Class Struggle in a Byzantine Farmyard: The Entertaining Tale of Quadrupeds

[Presented by Nick Nicholas -- Canberra, April 1997]



The Entertaining Tale of Quadrupeds is a vernacular Greek poem, dating from the fourteenth century which George Baloglou and myself have recently translated into English. Together with the Book of Birds ( Poulologos ), believed to have been written somewhat earlier, the Tale belongs to the class of poems known as Animal Epics (Tiereposen) or, as we have termed them, Epic Bestiaries: they share with bestiaries an encyclopaedic tendency to rattle off facts and factoids about the animals (many of them culled from the bestiary par excellence, the Physiologus), but they also tell a story of a conference of beasts, with a few fairy tales and insults mixed in, and even attempt to convey a moral. The beasts of the Tale are land-locked (in contrast to those in the Book of Birds, which features pelicans, swans, and herons, some unfortunate enough to be castigated as "bred in lakes"), but a close look at the Tale can sail us indeed a good deal closer to Byzantium.

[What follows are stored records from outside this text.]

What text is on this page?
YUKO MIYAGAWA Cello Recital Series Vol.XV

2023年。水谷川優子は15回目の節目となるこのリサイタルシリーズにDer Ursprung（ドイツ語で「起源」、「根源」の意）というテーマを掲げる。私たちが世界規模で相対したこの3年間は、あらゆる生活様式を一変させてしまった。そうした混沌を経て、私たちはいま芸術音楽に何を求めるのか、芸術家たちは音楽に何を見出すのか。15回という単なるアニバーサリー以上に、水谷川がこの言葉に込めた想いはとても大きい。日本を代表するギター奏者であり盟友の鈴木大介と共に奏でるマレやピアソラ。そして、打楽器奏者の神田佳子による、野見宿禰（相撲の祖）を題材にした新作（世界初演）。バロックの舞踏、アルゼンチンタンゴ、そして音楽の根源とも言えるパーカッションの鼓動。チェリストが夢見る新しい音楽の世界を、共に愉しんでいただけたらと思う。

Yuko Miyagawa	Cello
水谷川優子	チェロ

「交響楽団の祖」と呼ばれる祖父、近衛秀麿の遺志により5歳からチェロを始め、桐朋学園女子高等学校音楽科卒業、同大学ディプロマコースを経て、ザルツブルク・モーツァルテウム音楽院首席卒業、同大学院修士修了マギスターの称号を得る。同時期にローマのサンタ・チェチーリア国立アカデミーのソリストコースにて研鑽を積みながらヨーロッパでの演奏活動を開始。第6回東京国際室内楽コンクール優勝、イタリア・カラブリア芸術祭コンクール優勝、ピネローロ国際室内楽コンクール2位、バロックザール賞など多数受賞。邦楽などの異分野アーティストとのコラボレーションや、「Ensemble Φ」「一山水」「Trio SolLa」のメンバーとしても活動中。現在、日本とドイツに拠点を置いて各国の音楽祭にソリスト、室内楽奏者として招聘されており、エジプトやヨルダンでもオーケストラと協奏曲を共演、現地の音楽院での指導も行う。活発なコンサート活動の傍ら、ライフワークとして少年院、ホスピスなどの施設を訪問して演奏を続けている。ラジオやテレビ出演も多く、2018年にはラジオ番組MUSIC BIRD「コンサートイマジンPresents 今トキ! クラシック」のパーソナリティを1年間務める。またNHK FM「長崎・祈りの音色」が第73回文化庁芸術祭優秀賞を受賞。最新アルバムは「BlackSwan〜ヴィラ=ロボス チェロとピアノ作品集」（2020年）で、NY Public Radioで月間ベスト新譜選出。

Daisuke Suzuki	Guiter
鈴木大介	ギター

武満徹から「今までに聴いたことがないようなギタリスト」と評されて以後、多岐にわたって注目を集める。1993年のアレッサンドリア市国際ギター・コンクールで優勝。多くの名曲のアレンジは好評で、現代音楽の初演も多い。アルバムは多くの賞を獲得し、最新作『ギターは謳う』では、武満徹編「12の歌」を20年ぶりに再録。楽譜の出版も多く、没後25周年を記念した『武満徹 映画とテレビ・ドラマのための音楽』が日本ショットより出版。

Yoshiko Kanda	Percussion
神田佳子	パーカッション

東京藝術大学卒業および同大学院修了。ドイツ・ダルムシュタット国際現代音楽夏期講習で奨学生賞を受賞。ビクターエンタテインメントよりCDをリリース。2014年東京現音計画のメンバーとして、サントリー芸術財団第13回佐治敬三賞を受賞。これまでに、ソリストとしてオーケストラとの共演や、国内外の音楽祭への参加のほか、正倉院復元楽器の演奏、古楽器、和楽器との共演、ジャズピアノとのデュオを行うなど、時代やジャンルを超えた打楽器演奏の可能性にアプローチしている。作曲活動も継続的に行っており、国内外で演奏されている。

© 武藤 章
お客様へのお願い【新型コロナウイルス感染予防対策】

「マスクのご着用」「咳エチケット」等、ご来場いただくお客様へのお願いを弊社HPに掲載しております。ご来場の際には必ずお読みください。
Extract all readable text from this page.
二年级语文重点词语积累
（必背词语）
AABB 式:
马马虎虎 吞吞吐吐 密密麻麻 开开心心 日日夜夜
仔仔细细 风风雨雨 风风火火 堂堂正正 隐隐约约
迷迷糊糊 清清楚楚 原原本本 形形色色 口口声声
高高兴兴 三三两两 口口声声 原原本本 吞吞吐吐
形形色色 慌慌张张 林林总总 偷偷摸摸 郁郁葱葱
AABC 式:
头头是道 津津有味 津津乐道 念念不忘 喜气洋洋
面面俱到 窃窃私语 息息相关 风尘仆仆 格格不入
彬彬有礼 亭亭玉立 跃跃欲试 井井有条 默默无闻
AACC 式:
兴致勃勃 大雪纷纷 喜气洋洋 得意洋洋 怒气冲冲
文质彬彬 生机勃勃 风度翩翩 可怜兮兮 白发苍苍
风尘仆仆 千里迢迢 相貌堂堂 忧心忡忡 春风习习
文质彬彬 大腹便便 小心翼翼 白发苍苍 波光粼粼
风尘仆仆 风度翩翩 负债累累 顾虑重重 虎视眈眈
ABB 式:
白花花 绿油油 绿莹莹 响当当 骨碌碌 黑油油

In this talk, I consider what light the poem can cast on its troubled times, and more generally on the lives and thoughts of commoners in late Byzantium. While not advocating that the Tale is a Roman a Cle (if there are any allusions to specific contemporary political figures, they are too well concealed to be noticed by modern researchers, and the style of the poem does not bear such an intent out), it seems clear that someone along the chain of transmission intended for the poem to be a comment on its troubled times. Along with Alexius Makrembolites' Dialogue, and to a lesser extent the Belisariad, the Tale is unique as a late Byzantine work protesting against the status quo. Vasiliou has recently proposed that the prologue and conclusion of the Tale are not authentic, although they are present in the entire manuscript tradition of the poem (which dates back to 1461). I evaluate the evidence for this claim. I also consider the evidence for the poem originating from a region under Turkish, rather than Byzantine dominion.